Bank On This One - Reliance Banking Fund
10/25/2010 12:55 PM Monday
The developing economies, especially India and China, have managed well to come out of the 2007 housing bubble debris as compared to the developed ones. At a time when developed economies are showing slow economic recovery from the recession post 2008, Indian economy seems to be bustling about for growth - pushing IMF to revise India’s GDP growth forecast to 9.7 per cent. This fact is well-acknowledged by the FIIs who have been pumping huge money in the Indian equities over the past few months. But the major hitch is the speed of the implementation of various economic policies and projects. This mainly depends on the financing or credit ability of the country’s bank or financial institutions. Thus the basic need of every industry - banks that have played a very critical role in India’s growth story till date - still has a major task of fuelling the country’s future growth.

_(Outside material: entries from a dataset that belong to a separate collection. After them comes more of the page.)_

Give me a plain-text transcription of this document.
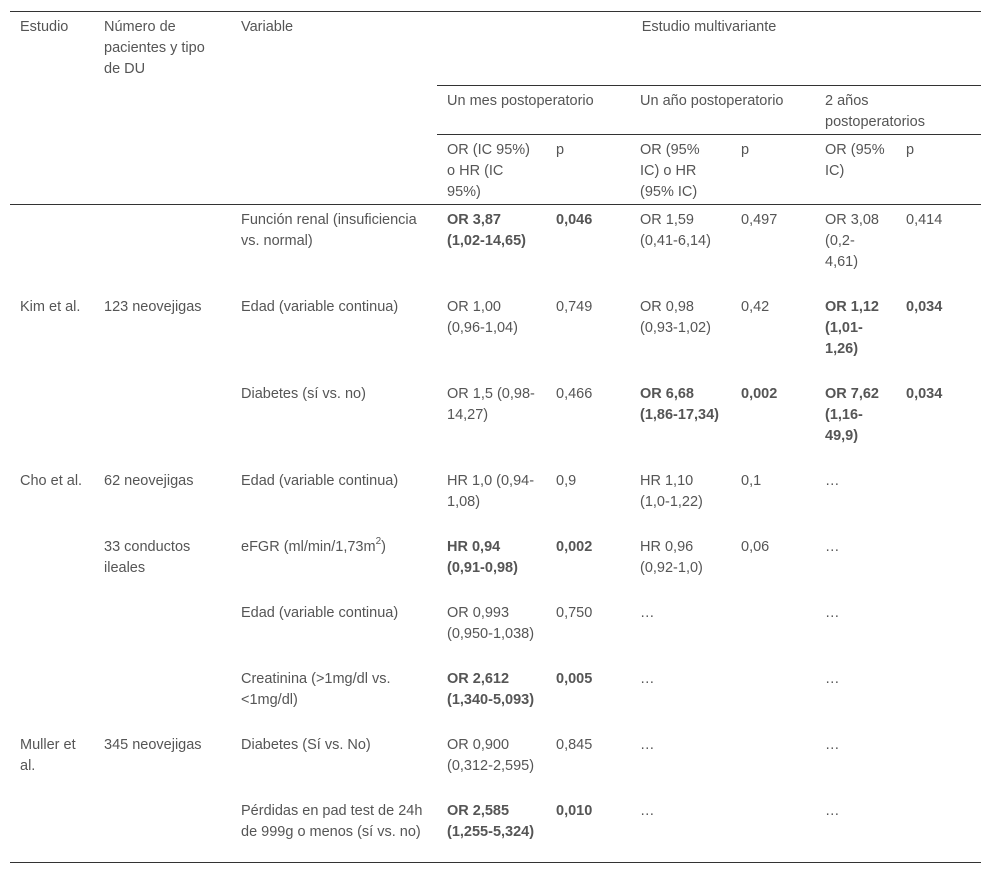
Estudio	Número de pacientes y tipo de DU	Variable	Estudio multivariante					
			Un mes postoperatorio		Un año postoperatorio		2 años postoperatorios	
			OR (IC 95%) o HR (IC 95%)	p	OR (95% IC) o HR (95% IC)	p	OR (95% IC)	p
		Función renal (insuficiencia vs. normal)	OR 3,87 (1,02-14,65)	0,046	OR 1,59 (0,41-6,14)	0,497	OR 3,08 (0,2-4,61)	0,414
Kim et al.	123 neovejigas	Edad (variable continua)	OR 1,00 (0,96-1,04)	0,749	OR 0,98 (0,93-1,02)	0,42	OR 1,12 (1,01-1,26)	0,034
		Diabetes (sí vs. no)	OR 1,5 (0,98-14,27)	0,466	OR 6,68 (1,86-17,34)	0,002	OR 7,62 (1,16-49,9)	0,034
Cho et al.	62 neovejigas	Edad (variable continua)	HR 1,0 (0,94-1,08)	0,9	HR 1,10 (1,0-1,22)	0,1	…	
	33 conductos ileales	eFGR $(ml/\min/1,73m^2)$	HR 0,94 (0,91-0,98)	0,002	HR 0,96 (0,92-1,0)	0,06	…	
		Edad (variable continua)	OR 0,993 (0,950-1,038)	0,750	…		…	
		Creatinina (>1mg/dl vs.<1mg/dl)	OR 2,612 (1,340-5,093)	0,005	…		…	
Muller et al.	345 neovejigas	Diabetes (Sí vs. No)	OR 0,900 (0,312-2,595)	0,845	…		…	
		Pérdidas en pad test de 24h de 999g o menos (sí vs. no)	OR 2,585 (1,255-5,324)	0,010	…		…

Over the last few years banks in our country have grown their businesses at a tremendous pace which have had a positive impact on these bank stocks. This is quite evident from the fact that the CNX Bankex has outperformed the 50 stocks of the CNX Nifty index over the last five, three and one-year periods with huge margins. Being a sectoral fund, the fund manager has his task cut out and has to just focus on the stocks selection within the banking sector. It might sound simple but this itself is a challenging task as any decision on stock selection or percentage allocation going wrong will result in the fund’s extreme underperformance to its peers and benchmark. Like other sectoral funds, even this fund has a concentrated portfolio of 18 stocks wherein the top ten stocks contribute nearly 80 per cent of the total assets. Besides taking calls on banking stocks, the fund manager has to take an active call on the asset classes, i.e. debt as well as cash, depending on his sectoral outlook.
Being the first banking sector fund, this fund has managed to make the most of it since its debut in 2003. This fund in the YTD as well as three-year period has managed to beat the category returns by over 1,020 as well as 1,598 BPS and stood at the first position in the category for almost all time frames owing to such a performance. This surely proves the fund manager’s astute stock selection within the banking horizon. Sunil Singhania, who is one of the most sought after fund managers in the MF industry, has been managing this fund since April 2005. He also manages other four ‘big’ funds (considering the AUM for these funds), of which three funds have outpaced their categories over the long run. Thus, considering the positive banking sector’s outlook, doubled with the fund managers’ expertise, high-risk investors can take limited exposure to this fund through SIP.